The fact that she took three weeks extra holiday (and the suggestion that her holiday pay should suffice as compensation for those four weeks notice) is not her fault. The OP has been very careless and the nanny should not be penalised for that retrospectively.

And I don't think this was 100% to do with the one incident described. Why regale us in such repugnant fashion with the details of the nanny's personal life unless the two incidents were somehow linked in the OP's mind?

razzlebathbone · 12/05/2011 20:17

We don't know she would have just left the kids if she hadn't got a reply. Maybe she was in hospital.

razzlebathbone · 12/05/2011 20:18

"And I don't think this was 100% to do with the one incident described. Why regale us in such repugnant fashion with the details of the nanny's personal life unless the two incidents were somehow linked in the OP's mind?"

Exactly.

foreverondiet · 12/05/2011 20:23

Well she probably isn't allowed to quit on the spot so you can sue her for breach of contract. Problem is its not worth it, its £40 just walk away.

UnlikelyAmazonian · 12/05/2011 20:25

Provincial lady, you write tosh on this matter.

UnlikelyAmazonian · 12/05/2011 20:30

This reply has been deleted

Message deleted by Mumsnet.

TheFlyingOnion · 12/05/2011 20:31

what a lot of silliness, bitchery and pseudo-legal claptrap.

OP, obviously you were furious and would possibly admit to a slight overreaction concerning the £40?

However, the rights and wrongs of the termination of the employment are a matter for the OP and the nanny, based on their contract.

Nowhere did the OP ask for contract law advice, particularly from a group of women who seem to be seething with issues and resentments, whose knowledge about employment law could, mostly, be written on the back of a stamp.

OP, you have your answers regarding the £40. I suggest you frun for the hills before this gets any more out of hand.

TheFlyingOnion · 12/05/2011 20:33

run, obv.

UnlikelyAmazonian · 12/05/2011 20:42

stupid name

TheProvincialLady · 12/05/2011 20:43

Oh not just this matter but many others!

Suing for £40 is just plain ridiculous but in the absence of any actual evidence that the nanny was suffering miscarriage or some other devastating fact, I would be feeling the same way too. If someone did that to my children, I would be supremely fecked off, not looking for ways to justify her actions. We have nearly ALL been six weeks pregnant but not behaved badly to someone else's children as a result.

UnlikelyAmazonian · 12/05/2011 20:44

"what a lot of silliness, bitchery and pseudo-legal claptrap."

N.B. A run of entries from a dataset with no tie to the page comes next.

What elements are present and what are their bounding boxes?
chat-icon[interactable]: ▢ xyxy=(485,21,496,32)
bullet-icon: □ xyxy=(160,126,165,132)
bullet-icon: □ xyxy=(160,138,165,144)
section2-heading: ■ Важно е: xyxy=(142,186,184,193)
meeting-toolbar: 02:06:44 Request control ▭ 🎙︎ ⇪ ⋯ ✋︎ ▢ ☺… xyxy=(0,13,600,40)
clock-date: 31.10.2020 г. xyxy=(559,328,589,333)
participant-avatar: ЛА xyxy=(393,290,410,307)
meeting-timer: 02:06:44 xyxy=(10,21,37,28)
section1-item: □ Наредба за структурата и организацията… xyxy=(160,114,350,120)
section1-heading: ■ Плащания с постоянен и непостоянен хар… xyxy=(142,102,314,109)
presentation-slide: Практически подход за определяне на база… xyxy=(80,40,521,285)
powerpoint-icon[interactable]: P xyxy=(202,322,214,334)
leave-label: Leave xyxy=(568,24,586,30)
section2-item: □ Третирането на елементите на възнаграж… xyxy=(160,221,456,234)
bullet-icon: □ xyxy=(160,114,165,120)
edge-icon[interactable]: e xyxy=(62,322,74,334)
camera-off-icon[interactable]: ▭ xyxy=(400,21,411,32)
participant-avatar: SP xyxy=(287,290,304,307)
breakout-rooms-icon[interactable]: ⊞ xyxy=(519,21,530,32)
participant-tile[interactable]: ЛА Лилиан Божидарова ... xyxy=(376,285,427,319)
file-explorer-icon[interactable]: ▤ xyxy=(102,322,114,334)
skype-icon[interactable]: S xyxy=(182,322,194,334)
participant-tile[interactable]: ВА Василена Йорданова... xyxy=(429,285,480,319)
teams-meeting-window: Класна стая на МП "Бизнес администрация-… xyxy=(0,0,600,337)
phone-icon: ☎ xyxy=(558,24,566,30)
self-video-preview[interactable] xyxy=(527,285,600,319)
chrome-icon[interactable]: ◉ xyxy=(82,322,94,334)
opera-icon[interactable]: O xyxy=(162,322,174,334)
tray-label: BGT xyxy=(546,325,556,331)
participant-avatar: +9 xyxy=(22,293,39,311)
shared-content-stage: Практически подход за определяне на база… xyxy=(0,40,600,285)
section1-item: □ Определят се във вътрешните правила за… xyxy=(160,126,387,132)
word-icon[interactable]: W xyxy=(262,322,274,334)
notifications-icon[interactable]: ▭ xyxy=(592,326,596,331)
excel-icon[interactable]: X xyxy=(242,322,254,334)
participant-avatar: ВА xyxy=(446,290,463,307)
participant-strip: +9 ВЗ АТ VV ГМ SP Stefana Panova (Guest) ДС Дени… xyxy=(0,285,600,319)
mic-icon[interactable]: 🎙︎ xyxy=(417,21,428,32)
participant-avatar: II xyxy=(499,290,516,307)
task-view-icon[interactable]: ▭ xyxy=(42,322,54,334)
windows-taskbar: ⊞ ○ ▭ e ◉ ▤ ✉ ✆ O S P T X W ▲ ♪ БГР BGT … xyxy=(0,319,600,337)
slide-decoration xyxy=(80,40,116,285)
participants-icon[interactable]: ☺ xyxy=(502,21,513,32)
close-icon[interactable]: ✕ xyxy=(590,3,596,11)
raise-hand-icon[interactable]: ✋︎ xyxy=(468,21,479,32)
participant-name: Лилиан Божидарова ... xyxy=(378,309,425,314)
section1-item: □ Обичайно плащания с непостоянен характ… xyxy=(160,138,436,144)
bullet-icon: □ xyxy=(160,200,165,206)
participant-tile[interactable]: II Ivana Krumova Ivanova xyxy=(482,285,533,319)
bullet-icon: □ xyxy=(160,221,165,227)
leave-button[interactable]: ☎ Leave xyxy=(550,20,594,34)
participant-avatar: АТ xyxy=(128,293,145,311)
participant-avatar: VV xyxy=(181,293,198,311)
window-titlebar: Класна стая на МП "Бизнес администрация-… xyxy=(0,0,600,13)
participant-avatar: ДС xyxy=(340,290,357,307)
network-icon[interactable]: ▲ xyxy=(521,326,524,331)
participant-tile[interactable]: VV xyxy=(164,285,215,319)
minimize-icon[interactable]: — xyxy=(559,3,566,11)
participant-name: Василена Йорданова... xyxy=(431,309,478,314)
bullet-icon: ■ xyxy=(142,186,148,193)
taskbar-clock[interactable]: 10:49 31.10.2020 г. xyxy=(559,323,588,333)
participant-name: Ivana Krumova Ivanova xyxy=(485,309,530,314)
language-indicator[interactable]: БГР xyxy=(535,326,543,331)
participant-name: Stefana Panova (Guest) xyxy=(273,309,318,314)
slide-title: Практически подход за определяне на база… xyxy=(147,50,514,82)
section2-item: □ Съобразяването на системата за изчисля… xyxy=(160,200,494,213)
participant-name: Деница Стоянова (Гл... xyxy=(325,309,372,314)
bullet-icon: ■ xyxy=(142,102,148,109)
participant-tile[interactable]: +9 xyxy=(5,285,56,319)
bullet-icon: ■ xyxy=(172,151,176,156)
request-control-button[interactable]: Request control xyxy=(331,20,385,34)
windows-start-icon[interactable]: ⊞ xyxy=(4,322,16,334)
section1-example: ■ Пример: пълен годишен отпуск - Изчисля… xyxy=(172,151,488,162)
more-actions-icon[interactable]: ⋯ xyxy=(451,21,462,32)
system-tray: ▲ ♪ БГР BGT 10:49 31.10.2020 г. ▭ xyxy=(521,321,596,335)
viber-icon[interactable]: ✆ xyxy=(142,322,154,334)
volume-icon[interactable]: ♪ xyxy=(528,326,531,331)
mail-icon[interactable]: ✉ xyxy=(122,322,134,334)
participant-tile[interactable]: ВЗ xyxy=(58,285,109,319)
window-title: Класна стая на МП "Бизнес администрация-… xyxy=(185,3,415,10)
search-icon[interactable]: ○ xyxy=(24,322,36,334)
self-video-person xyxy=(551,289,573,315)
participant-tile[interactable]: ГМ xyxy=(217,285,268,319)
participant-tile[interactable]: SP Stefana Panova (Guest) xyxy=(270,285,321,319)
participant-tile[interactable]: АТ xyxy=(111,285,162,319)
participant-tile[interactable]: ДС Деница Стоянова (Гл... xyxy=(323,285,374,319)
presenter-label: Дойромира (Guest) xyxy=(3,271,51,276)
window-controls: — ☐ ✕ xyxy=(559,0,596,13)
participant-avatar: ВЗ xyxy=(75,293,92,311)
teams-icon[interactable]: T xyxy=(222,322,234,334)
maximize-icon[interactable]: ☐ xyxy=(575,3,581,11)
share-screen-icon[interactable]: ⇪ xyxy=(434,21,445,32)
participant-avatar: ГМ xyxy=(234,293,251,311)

welcome to the old bailey/any court in the land.

TheFlyingOnion · 12/05/2011 20:51
Biscuit
UnlikelyAmazonian · 12/05/2011 20:57

Provincial, have ever read any of the threads in relationships?
(I know you have)

I am sure someone will come along soon and explain.

Nannies really are the lowest of the low are they not? with their bloody nuisance pregnancies.

They don't know how bloody lucky they are, do they, to have a decent employer.

UnlikelyAmazonian · 12/05/2011 21:01

Ventipepper might be at a cocktail bar?

She aint swilling out the potty that's for sure.

MusieB · 12/05/2011 21:06

I don't think OP needs to worry about unfair/wrongful dismissal etc, the nanny resigned (OP make sure you keep the text) - therefore there is no dismissal unless the nanny can make a case for constructive dismissal (ie the OP had had behaved so badly that it would have been unreasonable to expect her to carry on working).

OP: as many have said, not worth the expense, stress and hassle of pursuing £40 and somewhat inhumane to do so.

TheFlyingOnion · 12/05/2011 21:07

I am imagine she's gone to do something more exciting than get abused by a bunch of opinionated harridans with nothing better to do on a Thursday night.